In a statement, Peabody said its mines will continue operating as usual as its restructures.
“Through today’s action, we will seek an in-court solution to Peabody’s substantial debt burden amid a historically challenged industry backdrop,” CEO Glenn Kellow said in the press release.
Peabody’s bankruptcy declaration comes at a difficult time for the industry as a whole, as cheap natural gas has cut into coal’s market share. In 2015, for the first time ever, natural gas and coal produced roughly the same amount of electricity in the U.S.
The other major factor in Peabody’s collapse is the substantial debt the company took on to acquire metallurgical coal mines at the height of the market. Metallurgical coal is used in steel production. In 2011, Peabody took on substantial debts to pay for the $5 billion purchase of a large Australian metallurgical coal company, in anticipation that the market for met coal would continue to grow as China expanded. Instead, China’s economy has slowed down and the debt has become an albatross for the company.
As part of its bankruptcy filing, the company has secured $800 million in financing to continue operations around the world. The bankruptcy declaration does not include the company’s Australian mines.
“The biggest coal giant has fallen, and Peabody’s bankruptcy should serve as a wake-up call to anyone promising that coal’s heyday will return. As Peabody grapples with the reality that the world is turning away from coal, it’s essential that they don’t turn away from their obligations to workers, communities, and the environment,” said Mary Anne Hitt, the director of the Sierra Club’s Beyond Coal campaign in a statement.
In Wyoming, Peabody has $728 million in reclamation obligations that are self-bonded, meaning the state has no money in hand to back them up. Bankruptcy judges have approved deals allowing Arch and Alpha to set aside money for just a fraction of their reclamation obligations in Wyoming as they restructure. The hope is that if the companies emerge from bankruptcy, they will then put up third-party collateral to cover their reclamation costs.
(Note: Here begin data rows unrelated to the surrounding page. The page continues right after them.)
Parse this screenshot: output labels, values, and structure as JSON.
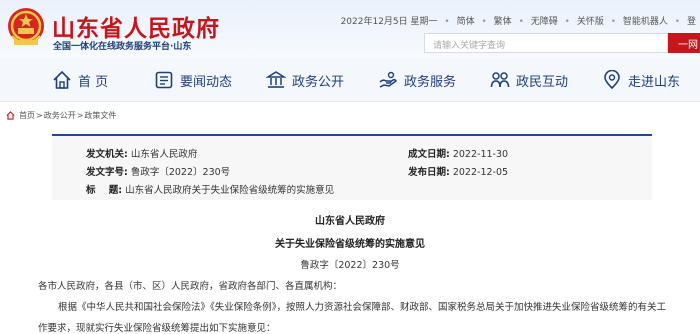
{
  "header": {
    "site_title": "山东省人民政府",
    "site_subtitle": "全国一体化在线政务服务平台·山东",
    "date_text": "2022年12月5日 星期一",
    "links": [
      "简体",
      "繁体",
      "无障碍",
      "关怀版",
      "智能机器人",
      "登"
    ],
    "search_placeholder": "请输入关键字查询",
    "search_button": "一网"
  },
  "nav": {
    "items": [
      {
        "label": "首 页",
        "icon": "home-icon"
      },
      {
        "label": "要闻动态",
        "icon": "news-icon"
      },
      {
        "label": "政务公开",
        "icon": "government-icon"
      },
      {
        "label": "政务服务",
        "icon": "service-icon"
      },
      {
        "label": "政民互动",
        "icon": "interaction-icon"
      },
      {
        "label": "走进山东",
        "icon": "location-icon"
      }
    ]
  },
  "breadcrumb": {
    "items": [
      "首页",
      "政务公开",
      "政策文件"
    ],
    "separator": ">"
  },
  "meta": {
    "issuer_label": "发文机关:",
    "issuer_value": "山东省人民政府",
    "doc_no_label": "发文字号:",
    "doc_no_value": "鲁政字〔2022〕230号",
    "title_label": "标    题:",
    "title_value": "山东省人民政府关于失业保险省级统筹的实施意见",
    "created_label": "成文日期:",
    "created_value": "2022-11-30",
    "published_label": "发布日期:",
    "published_value": "2022-12-05"
  },
  "article": {
    "org": "山东省人民政府",
    "title": "关于失业保险省级统筹的实施意见",
    "doc_no": "鲁政字〔2022〕230号",
    "recipients": "各市人民政府，各县（市、区）人民政府，省政府各部门、各直属机构：",
    "para1_line1": "根据《中华人民共和国社会保险法》《失业保险条例》，按照人力资源社会保障部、财政部、国家税务总局关于加快推进失业保险省级统筹的有关工",
    "para1_line2": "作要求，现就实行失业保险省级统筹提出如下实施意见："
  },
  "colors": {
    "brand_red": "#c4161c",
    "nav_blue": "#1f3f7a",
    "meta_border": "#1c4a95"
  }
}
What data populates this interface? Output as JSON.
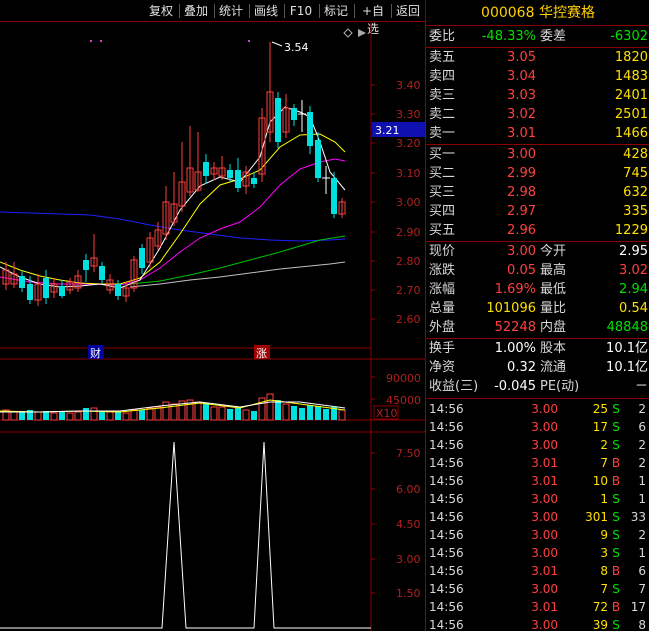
{
  "toolbar": {
    "buttons": [
      "复权",
      "叠加",
      "统计",
      "画线",
      "F10",
      "标记",
      "+自选",
      "返回"
    ]
  },
  "chart": {
    "price_ticks": [
      "3.40",
      "3.30",
      "3.20",
      "3.10",
      "3.00",
      "2.90",
      "2.80",
      "2.70",
      "2.60"
    ],
    "current_price_tag": "3.21",
    "high_marker": "3.54",
    "event_marker_1": "财",
    "event_marker_2": "涨",
    "volume_ticks": [
      "90000",
      "45000"
    ],
    "volume_unit": "X10",
    "indicator_ticks": [
      "7.50",
      "6.00",
      "4.50",
      "3.00",
      "1.50"
    ]
  },
  "stock": {
    "code": "000068",
    "name": "华控赛格"
  },
  "orderbook": {
    "wb_label": "委比",
    "wb_value": "-48.33%",
    "wc_label": "委差",
    "wc_value": "-6302",
    "asks": [
      {
        "label": "卖五",
        "price": "3.05",
        "vol": "1820"
      },
      {
        "label": "卖四",
        "price": "3.04",
        "vol": "1483"
      },
      {
        "label": "卖三",
        "price": "3.03",
        "vol": "2401"
      },
      {
        "label": "卖二",
        "price": "3.02",
        "vol": "2501"
      },
      {
        "label": "卖一",
        "price": "3.01",
        "vol": "1466"
      }
    ],
    "bids": [
      {
        "label": "买一",
        "price": "3.00",
        "vol": "428"
      },
      {
        "label": "买二",
        "price": "2.99",
        "vol": "745"
      },
      {
        "label": "买三",
        "price": "2.98",
        "vol": "632"
      },
      {
        "label": "买四",
        "price": "2.97",
        "vol": "335"
      },
      {
        "label": "买五",
        "price": "2.96",
        "vol": "1229"
      }
    ]
  },
  "quote": {
    "rows": [
      {
        "l1": "现价",
        "v1": "3.00",
        "l2": "今开",
        "v2": "2.95"
      },
      {
        "l1": "涨跌",
        "v1": "0.05",
        "l2": "最高",
        "v2": "3.02"
      },
      {
        "l1": "涨幅",
        "v1": "1.69%",
        "l2": "最低",
        "v2": "2.94"
      },
      {
        "l1": "总量",
        "v1": "101096",
        "l2": "量比",
        "v2": "0.54"
      },
      {
        "l1": "外盘",
        "v1": "52248",
        "l2": "内盘",
        "v2": "48848"
      }
    ]
  },
  "fundamentals": {
    "rows": [
      {
        "l1": "换手",
        "v1": "1.00%",
        "l2": "股本",
        "v2": "10.1亿"
      },
      {
        "l1": "净资",
        "v1": "0.32",
        "l2": "流通",
        "v2": "10.1亿"
      },
      {
        "l1": "收益(三)",
        "v1": "-0.045",
        "l2": "PE(动)",
        "v2": "－"
      }
    ]
  },
  "ticks": [
    {
      "time": "14:56",
      "price": "3.00",
      "qty": "25",
      "side": "S",
      "n": "2"
    },
    {
      "time": "14:56",
      "price": "3.00",
      "qty": "17",
      "side": "S",
      "n": "6"
    },
    {
      "time": "14:56",
      "price": "3.00",
      "qty": "2",
      "side": "S",
      "n": "2"
    },
    {
      "time": "14:56",
      "price": "3.01",
      "qty": "7",
      "side": "B",
      "n": "2"
    },
    {
      "time": "14:56",
      "price": "3.01",
      "qty": "10",
      "side": "B",
      "n": "1"
    },
    {
      "time": "14:56",
      "price": "3.00",
      "qty": "1",
      "side": "S",
      "n": "1"
    },
    {
      "time": "14:56",
      "price": "3.00",
      "qty": "301",
      "side": "S",
      "n": "33"
    },
    {
      "time": "14:56",
      "price": "3.00",
      "qty": "9",
      "side": "S",
      "n": "2"
    },
    {
      "time": "14:56",
      "price": "3.00",
      "qty": "3",
      "side": "S",
      "n": "1"
    },
    {
      "time": "14:56",
      "price": "3.01",
      "qty": "8",
      "side": "B",
      "n": "6"
    },
    {
      "time": "14:56",
      "price": "3.00",
      "qty": "7",
      "side": "S",
      "n": "7"
    },
    {
      "time": "14:56",
      "price": "3.01",
      "qty": "72",
      "side": "B",
      "n": "17"
    },
    {
      "time": "14:56",
      "price": "3.00",
      "qty": "39",
      "side": "S",
      "n": "8"
    }
  ],
  "colors": {
    "up": "#ff4040",
    "down": "#00e0e0",
    "grid": "#8b0000",
    "ma5": "#ffffff",
    "ma10": "#ffff00",
    "ma20": "#ff00ff",
    "ma60": "#00c000",
    "ma120": "#c0c0c0",
    "ma250": "#2020ff"
  }
}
The Wyoming Department of Environmental Quality was in the process of reviewing whether Peabody continued to be eligible for self-bonding when it declared bankruptcy. The agency says it is putting that review on hold for now.
Whether the bankruptcy declaration will have any further effect on employment remains to be seen. As other coal companies have worked their way through bankruptcy, many of them have tried to cut costs by shedding worker benefits, like retirement and healthcare.
Peabody said in a letter to employees obtained by S&P Global Market Intelligence that there are currently no planned cuts, but that could change in the future.
Correction: An earlier version of this story stated that Peabody has $866 million in reclamation obligations in Wyoming. That figure was as of March 21, 2016. The Wyoming Department of Environmental Quality says it is now $728 million.